Eligible participants included those with stage 4 or 5 chronic kidney disease who had no treatment experience and were not cirrhotic.

No serious adverse events were reported. Patients with genotype 1b experienced almost no adverse events, according to Pockros. Thirteen patients in the genotype 1a group experienced ribavirin-induced anemia.

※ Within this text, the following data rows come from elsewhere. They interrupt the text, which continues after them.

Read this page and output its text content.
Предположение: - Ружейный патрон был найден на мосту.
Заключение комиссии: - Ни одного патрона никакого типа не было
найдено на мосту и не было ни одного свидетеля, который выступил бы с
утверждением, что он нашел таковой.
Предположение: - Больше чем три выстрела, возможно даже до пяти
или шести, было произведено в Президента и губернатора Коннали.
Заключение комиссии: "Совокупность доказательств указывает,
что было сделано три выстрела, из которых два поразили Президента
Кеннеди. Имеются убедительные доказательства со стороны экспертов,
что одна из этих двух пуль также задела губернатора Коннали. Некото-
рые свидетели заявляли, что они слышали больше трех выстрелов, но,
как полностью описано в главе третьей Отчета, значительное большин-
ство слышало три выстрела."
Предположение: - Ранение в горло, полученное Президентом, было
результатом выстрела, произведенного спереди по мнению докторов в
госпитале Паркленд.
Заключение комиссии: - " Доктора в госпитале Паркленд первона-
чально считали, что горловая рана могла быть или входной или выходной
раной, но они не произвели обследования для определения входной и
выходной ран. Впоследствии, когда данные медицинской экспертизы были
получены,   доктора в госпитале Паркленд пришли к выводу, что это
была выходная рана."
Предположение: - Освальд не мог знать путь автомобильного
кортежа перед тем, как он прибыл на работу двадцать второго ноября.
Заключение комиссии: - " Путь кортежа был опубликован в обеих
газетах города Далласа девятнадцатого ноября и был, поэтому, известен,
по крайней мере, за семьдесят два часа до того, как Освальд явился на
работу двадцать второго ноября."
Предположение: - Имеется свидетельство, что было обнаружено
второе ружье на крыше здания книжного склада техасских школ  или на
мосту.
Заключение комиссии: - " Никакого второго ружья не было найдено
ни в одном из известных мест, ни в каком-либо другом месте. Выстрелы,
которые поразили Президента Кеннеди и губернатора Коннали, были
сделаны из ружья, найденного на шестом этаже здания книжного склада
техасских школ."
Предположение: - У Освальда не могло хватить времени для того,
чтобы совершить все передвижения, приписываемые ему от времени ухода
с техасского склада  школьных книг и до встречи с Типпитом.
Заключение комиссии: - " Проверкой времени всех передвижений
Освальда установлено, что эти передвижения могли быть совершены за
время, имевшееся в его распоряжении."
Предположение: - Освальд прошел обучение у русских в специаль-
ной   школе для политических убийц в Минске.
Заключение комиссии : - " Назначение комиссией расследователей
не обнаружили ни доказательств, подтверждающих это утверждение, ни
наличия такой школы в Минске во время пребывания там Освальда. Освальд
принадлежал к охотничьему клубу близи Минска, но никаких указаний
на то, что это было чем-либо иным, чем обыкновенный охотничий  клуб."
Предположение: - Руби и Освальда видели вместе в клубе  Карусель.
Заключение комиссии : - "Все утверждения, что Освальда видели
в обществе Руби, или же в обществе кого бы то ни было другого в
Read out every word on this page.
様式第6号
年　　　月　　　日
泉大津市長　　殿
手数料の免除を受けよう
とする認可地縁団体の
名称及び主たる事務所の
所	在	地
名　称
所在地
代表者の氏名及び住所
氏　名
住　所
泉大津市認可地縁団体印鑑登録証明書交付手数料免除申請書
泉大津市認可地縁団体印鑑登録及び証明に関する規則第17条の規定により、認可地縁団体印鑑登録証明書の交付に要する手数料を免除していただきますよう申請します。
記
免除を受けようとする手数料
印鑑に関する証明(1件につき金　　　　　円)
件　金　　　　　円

“Most events were mild or moderate,” Pockros said. “There were no study drug discontinuations.”

One patient experienced diskitis and respiratory failure, and another experienced pseudoaneurysm, hemoperitoneum and small bowel obstruction. Treatment was interrupted in both patients.

“Neither of these events were thought to be due to treatment,” Pockros said. “Importantly, there were no significant changes in liver or kidney function during treatment.”

Clinicians also interrupted ribavirin treatment in eight patients due to hemoglobin criteria. There have been no blood transfusions performed.

Efficacy results indicated that all patients except one became undetectable by week 4. That exception was undetectable by week 6.

Two patients have reached 12-week sustained virologic response.

Preliminary C_trough values of the drugs were comparable to those seen in other studies.

“This three-drug regimen was well tolerated in genotype 1 patients with advanced renal disease, including those on hemodialysis,” Pockros concluded. – by Rob Volansky

For More Information:

Pockros P, et al. Abstract L01. Presented at: International Liver Congress; April 22-26, 2015; Vienna.

Disclosure: Pockros reports receiving grants from Abbvie, BMS, Conatus, Gilead, Janssen, Merck and Roche Molecular; and consulting with Abbvie, BMS, Gilead and Janssen.